While most Egyptians still live in the Nile valley, the construction of the Aswan High Dam (finished in 1970) to provide hydroelectricity ended the spring floods and their renewal of the fertile soil.

Cities on the Nile include Khartoum, Aswan, Luxor (Thebes), and the GizaCairo conurbation.

Despite the attempts of the Greeks and Romans (who were unable to penetrate the Sudd), the source of the Nile was unknown until the 19th century, when John Hanning Speke was the first to identify it as Lake Victoria. Various earlier expeditions since ancient times had failed to determine the source, thus the classical Hellenistic and Roman representations of the river as a male river god with his head obscured in drapery.

The word "Nile" comes from the word Neilos (Νειλος), a Greek name for the Nile. Another Greek name for the Nile was Aigyptos (Αιγυπτος), which itself is the source of the name "Egypt".

The Nile has been the lifeline for Egyptian culture since the Stone Age. The annual flood was personified by the god Hapy, who was associated with fertility and regeneration.

The Nile was, and still is, used to transport goods to different places along its long path; the trade winds in this area happen to blow south, upriver, so ships could travel up and down the Nile with ease.

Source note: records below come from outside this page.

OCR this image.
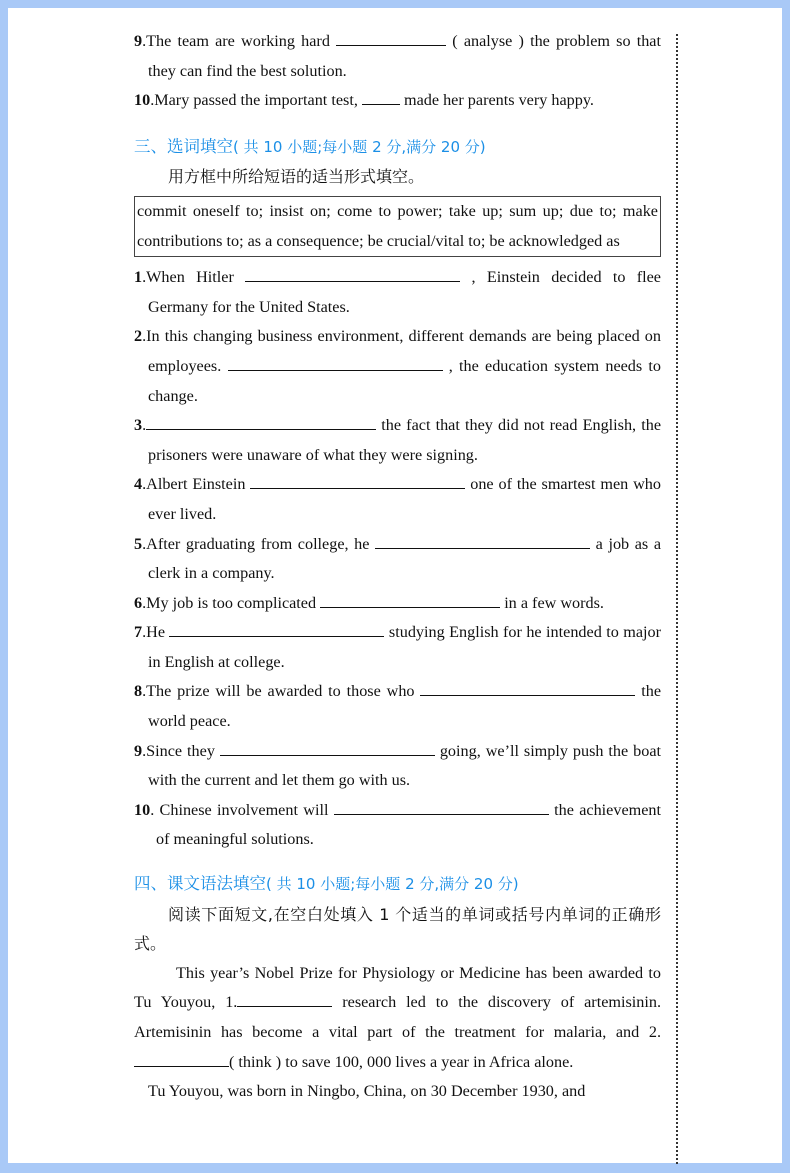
9.The team are working hard	( analyse ) the problem so that they can find the best solution.
10.Mary passed the important test,	made her parents very happy.
三、选词填空( 共 10 小题;每小题 2 分,满分 20 分)
用方框中所给短语的适当形式填空。
commit oneself to; insist on; come to power; take up; sum up; due to; make contributions to; as a consequence; be crucial/vital to; be acknowledged as
1.When Hitler	, Einstein decided to flee Germany for the United States.
2.In this changing business environment, different demands are being placed on employees.	, the education system needs to change.
3.	the fact that they did not read English, the prisoners were unaware of what they were signing.
4.Albert Einstein	one of the smartest men who ever lived.
5.After graduating from college, he	a job as a clerk in a company.
6.My job is too complicated	in a few words.
7.He	studying English for he intended to major in English at college.
8.The prize will be awarded to those who	the world peace.
9.Since they	going, we’ll simply push the boat with the current and let them go with us.
10. Chinese involvement will	the achievement of meaningful solutions.
四、课文语法填空( 共 10 小题;每小题 2 分,满分 20 分)
阅读下面短文,在空白处填入 1 个适当的单词或括号内单词的正确形式。
This year’s Nobel Prize for Physiology or Medicine has been awarded to Tu Youyou, 1.	research led to the discovery of artemisinin. Artemisinin has become a vital part of the treatment for malaria, and 2.( think ) to save 100, 000 lives a year in Africa alone.
Tu Youyou, was born in Ningbo, China, on 30 December 1930, and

Ledyard, in his Travels, speaks thus contemptuously of this celebrated wonder:—"This is the mighty, the sovereign of rivers—the vast Nile that has been metamorphosed into one of the wonders of the world! Let me be careful how I read, and, above all, how I read ancient history. You have heard, and read too, much of its inundations. If the thousands of large and small canals from it, and the thousands of men and machines employed to transfer, by artificial means, the water of the Nile to the meadows on its banks—if this be the inundation that is meant, it is true; any other is false; it is not an inundating river."

On April 28, 2004, geologist Pasquale Scaturro and his partner, kayaker and documentary filmmaker Gordon Brown became the first people to navigate the entire Nile, from Lake Tana in Ethiopia to the beaches of Alexandria on the Mediterranean. Though their expedition included a number of others, Brown and Scaturro were the only ones to remain on the expedition for the entire journey. They chronicled their adventure with an IMAX camera and two handheld video cams, sharing their story in the IMAX film "Mystery of the Nile ," and in a book of the same title.

The Eonile

The present Nile is at least the fifth river that has flowed north from the Ethiopian Highands. Satellite imagery identified dry watercourses in the desert to the west of the Nile. An Eonile Canyon filled by surface drift represents an ancestral Nile, called the Eonile that flowed during the later Miocene, transporting clastics and light sediments to the Mediterranean, where several gas fields have been discovered. South of Cairo, the sand-filled canyon reaches 1400 meters.

When the Mediterranean Sea was a hot dry empty salt-floored sink in the late Miocene period, the Nile cut its course down to the new base level until it was several hundred feet below world ocean level at Aswan and 8000 feet below at Cairo. This huge canyon is now full of later sediment.

Formerly Lake Tanganyika drained northwards into the Nile, until the Virunga Volcanoes blocked its course in Rwanda. That would have made the Nile much longer, with its longest headwaters in northern Zambia.